Let her cook. I know this is a big no-no with AN children, but preparing the meals with Mum’s help, reduced my anxiety. I thought, if I could eat all the individual ingredients, I could eat the whole dish (lasagna, bacaon & cheese omelet for example). As I got used to a certain dish, I was able to eat a similar dish outside of home (family, restaurant)

Give her multi-vitamin and calcium tablets. I used to get back pain as a teenager and x-rays showed it was due to low bone density, because I didn’t get all the nutrition I needed (I was also always very tired). I wished my Mum just placed a calcium tablet in front of me. These days I still give my 2 daughters multi-vitamin, calcium, magnesium tablets as well as an omega 3 oil capsule. I used to add a zinc tablet, so that’s worth looking at as well.

Be confident that your child will like the dish. My mum used to say that I would like this or that and when I tried it, she was right! I do think now, it was her confidence that gave me courage to try it.

Aloe vera juice will help with tummy discomfort. Sometimes my d feels very nauseous while eating and would often not finish her plate. Just a glass a day of aloe vera juice for a week, strengthened her stomach and the nausea went away.

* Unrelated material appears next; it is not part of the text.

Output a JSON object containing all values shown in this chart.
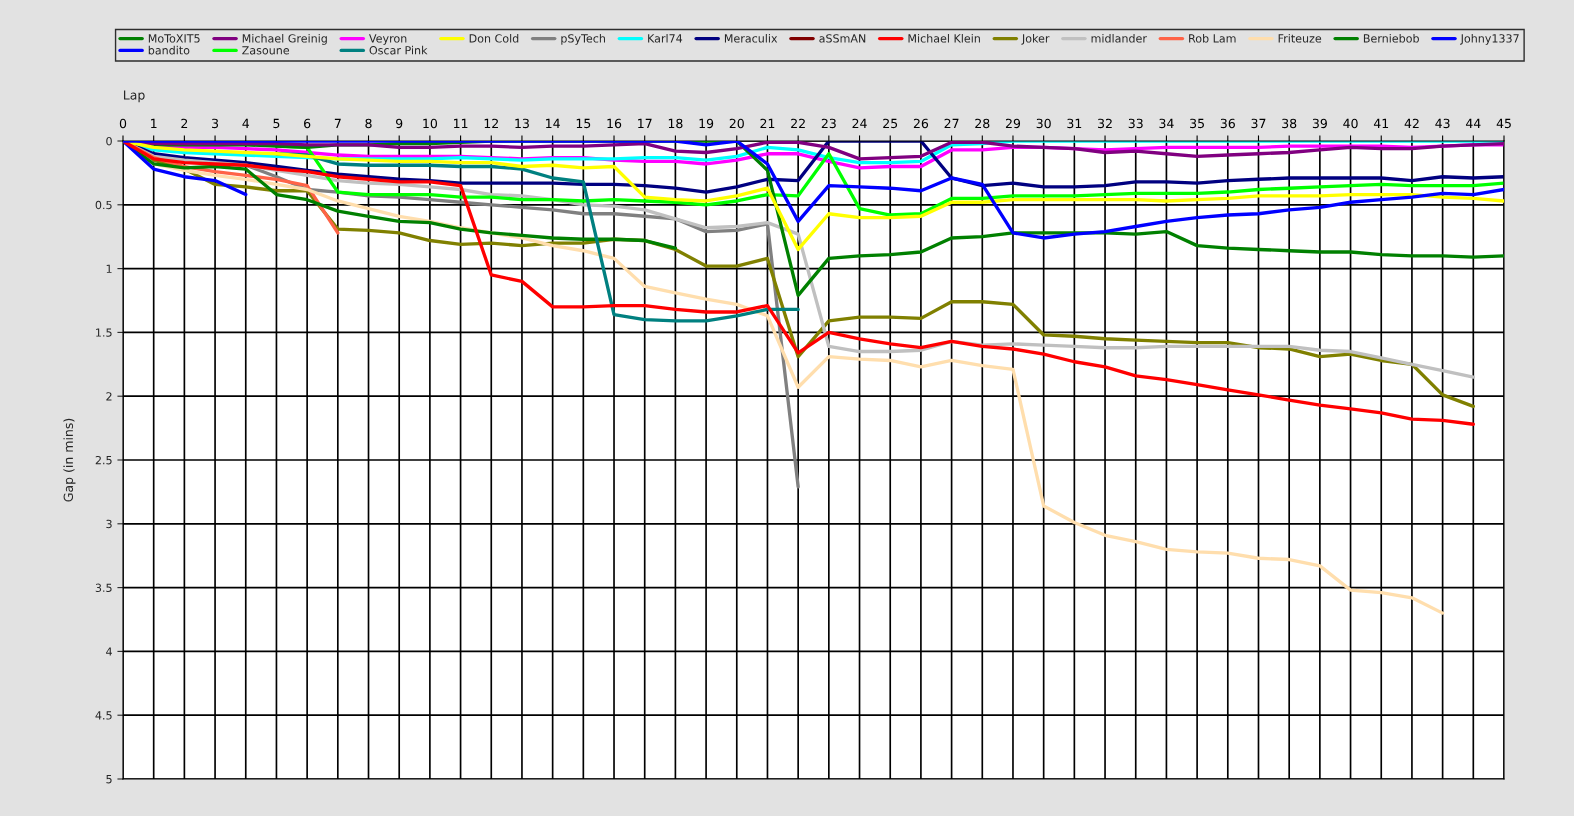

Keep it bland. I believe ARFID children have very sensitive taste buds and things just taste stronger for them. When adding spices, just add a small amount and gradually increase it until she can tolerate a normal amount. Just as a side note, it is still difficult for me to eat spicy food and drink juice or strong coffee or tea (I eat/drink it very slowly).

Continual exposure will help to reduce the anxiety, initially I only ate a little bit of a scary dish, but as the dish got presented every time I was able to eat more of it until I could finish it.

Here is a good video on ARFID: The cases that don't fit the box Pt 4: ARFID. Dr. Amy Talbot:

 Best wishes!


__________________
D became obsessed with exercise at age 9. Started eating 'healthy' at age 9.5. Restricting couple of months later. IP for 2 weeks at age 10. Slowly refed for a year and WR at age 11 in March 2017. She is back to her old happy self and can eat anything put in front of her. Now working on intuitive eating.